In the study, the researchers re-examined 132 of 270 young adults who had been exposed to lead as children in Chelsea and Sommerville, Mass., and had been studied by the team since the early 1970's.

In the initial study, the group determined the child's exposure to lead by measuring the lead content of shed baby teeth.

They found that children who had higher levels of lead in their teeth--at least 20 parts per million--were more likely to score poorly on a battery of intelligence and behavioral tests when they attended elementary school than were children exposed to lower amounts.
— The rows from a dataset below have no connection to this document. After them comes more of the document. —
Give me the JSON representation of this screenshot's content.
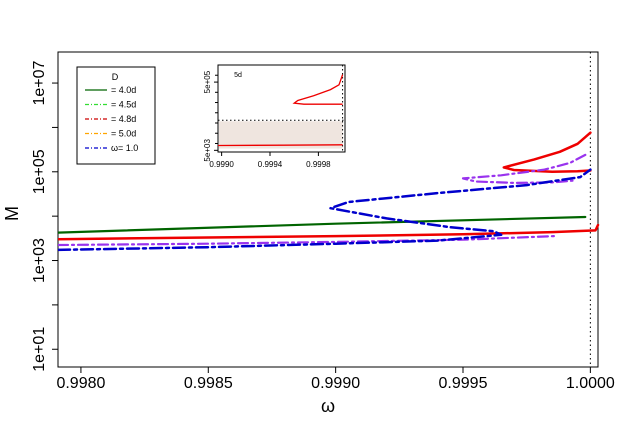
{
  "chart_data": {
    "type": "line",
    "xlabel": "ω",
    "ylabel": "M",
    "xlim": [
      0.99791,
      1.00003
    ],
    "ylog": true,
    "ylim_log10": [
      0.6,
      7.7
    ],
    "x_ticks": [
      {
        "value": 0.998,
        "label": "0.9980"
      },
      {
        "value": 0.9985,
        "label": "0.9985"
      },
      {
        "value": 0.999,
        "label": "0.9990"
      },
      {
        "value": 0.9995,
        "label": "0.9995"
      },
      {
        "value": 1.0,
        "label": "1.0000"
      }
    ],
    "y_ticks": [
      {
        "log10": 1,
        "label": "1e+01"
      },
      {
        "log10": 3,
        "label": "1e+03"
      },
      {
        "log10": 5,
        "label": "1e+05"
      },
      {
        "log10": 7,
        "label": "1e+07"
      }
    ],
    "y_minor_ticks_log10": [
      2,
      4,
      6
    ],
    "vline_x": 1.0,
    "legend": {
      "title": "D",
      "placement": "top-left",
      "entries": [
        {
          "label": "= 4.0d",
          "color": "#006400",
          "dash": "solid"
        },
        {
          "label": "= 4.5d",
          "color": "#33dd33",
          "dash": "dashdot"
        },
        {
          "label": "= 4.8d",
          "color": "#cc0000",
          "dash": "dashdot"
        },
        {
          "label": "= 5.0d",
          "color": "#ffa500",
          "dash": "dashdot"
        },
        {
          "label": "ω= 1.0",
          "color": "#0000cc",
          "dash": "dashdot"
        }
      ]
    },
    "series": [
      {
        "color": "#006400",
        "width": 2.2,
        "dash": "",
        "points": [
          [
            0.99791,
            3.63
          ],
          [
            0.999,
            3.83
          ],
          [
            0.99998,
            3.98
          ]
        ]
      },
      {
        "color": "#ee0000",
        "width": 2.5,
        "dash": "",
        "points": [
          [
            0.99791,
            3.48
          ],
          [
            0.9985,
            3.52
          ],
          [
            0.999,
            3.55
          ],
          [
            0.9995,
            3.59
          ],
          [
            0.99985,
            3.64
          ],
          [
            1.00002,
            3.68
          ],
          [
            1.00003,
            3.8
          ]
        ]
      },
      {
        "color": "#ee0000",
        "width": 2.5,
        "dash": "",
        "points": [
          [
            1.0,
            5.88
          ],
          [
            0.99995,
            5.63
          ],
          [
            0.99988,
            5.45
          ],
          [
            0.99978,
            5.28
          ],
          [
            0.99966,
            5.1
          ],
          [
            0.9997,
            5.04
          ],
          [
            0.99985,
            5.0
          ],
          [
            0.99995,
            5.01
          ],
          [
            1.0,
            5.03
          ]
        ]
      },
      {
        "color": "#9933ee",
        "width": 2.2,
        "dash": "10,4,2,4",
        "points": [
          [
            0.99791,
            3.35
          ],
          [
            0.9985,
            3.38
          ],
          [
            0.999,
            3.42
          ],
          [
            0.9995,
            3.47
          ],
          [
            0.99986,
            3.55
          ]
        ]
      },
      {
        "color": "#9933ee",
        "width": 2.2,
        "dash": "10,4,2,4",
        "points": [
          [
            0.99998,
            5.38
          ],
          [
            0.99992,
            5.2
          ],
          [
            0.99982,
            5.05
          ],
          [
            0.99965,
            4.92
          ],
          [
            0.9995,
            4.85
          ],
          [
            0.99955,
            4.78
          ],
          [
            0.9997,
            4.75
          ],
          [
            0.99985,
            4.76
          ],
          [
            0.99993,
            4.8
          ]
        ]
      },
      {
        "color": "#0000cc",
        "width": 2.5,
        "dash": "12,4,3,4",
        "points": [
          [
            0.99791,
            3.24
          ],
          [
            0.9985,
            3.3
          ],
          [
            0.999,
            3.38
          ],
          [
            0.9994,
            3.45
          ],
          [
            0.99965,
            3.58
          ],
          [
            0.99962,
            3.66
          ],
          [
            0.99945,
            3.75
          ],
          [
            0.9992,
            3.95
          ],
          [
            0.99898,
            4.18
          ],
          [
            0.99905,
            4.32
          ],
          [
            0.9994,
            4.52
          ],
          [
            0.99975,
            4.7
          ],
          [
            0.99996,
            4.88
          ],
          [
            1.0,
            5.05
          ]
        ]
      }
    ],
    "inset": {
      "label": "5d",
      "xlim": [
        0.99897,
        1.00002
      ],
      "ylog": true,
      "ylim_log10": [
        3.65,
        6.2
      ],
      "x_ticks": [
        {
          "value": 0.999,
          "label": "0.9990"
        },
        {
          "value": 0.9994,
          "label": "0.9994"
        },
        {
          "value": 0.9998,
          "label": "0.9998"
        }
      ],
      "y_ticks": [
        {
          "log10": 3.699,
          "label": "5e+03"
        },
        {
          "log10": 5.699,
          "label": "5e+05"
        }
      ],
      "shaded_band_log10": [
        3.75,
        4.55
      ],
      "hline_log10": 4.58,
      "vline_x": 1.0,
      "band_color": "#efe5df",
      "series": [
        {
          "color": "#ee0000",
          "points": [
            [
              1.0,
              5.92
            ],
            [
              0.99997,
              5.62
            ],
            [
              0.9999,
              5.48
            ],
            [
              0.99976,
              5.3
            ],
            [
              0.99963,
              5.16
            ],
            [
              0.9996,
              5.08
            ],
            [
              0.99968,
              5.05
            ],
            [
              0.9999,
              5.05
            ],
            [
              1.0,
              5.05
            ]
          ]
        },
        {
          "color": "#ee0000",
          "points": [
            [
              0.99897,
              3.84
            ],
            [
              0.9995,
              3.85
            ],
            [
              1.0,
              3.86
            ]
          ]
        }
      ]
    }
  }
}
The current study, published in the Jan. 11 issue of the The New England Journal of Medicine, found that 11 years later, young adults who had been exposed to greater amounts of lead--but who had exhibited no signs of lead poisoning--still lagged behind their less-exposed peers.

The young adults who were exposed to higher amounts of lead as children were seven times less likely to be high-school graduates, and six times more likely to read at least two years below grade level, than the less-exposed people their age.

They were also more likely to be absent from school, have longer reaction times, and poorer eye-hand coordination.

The researchers also found that young adults who had been diagnosed as having lead poisoning as children were even less likely to be graduates or to read at their grade level than other members of the study group.

The study concluded that "exposure to lead, even in children who remain asymptomatic, may have an important and enduring effect on the success in life of such children."

And because lead exposure is so widespread, it said, "the implications of these findings for attempts to prevent school failure is intriguing."

"I think it's an easy inference that a considerable proportion of school failures are lead-related," Dr. Needleman said in an interview. "It's the easiest source of preventable school failure."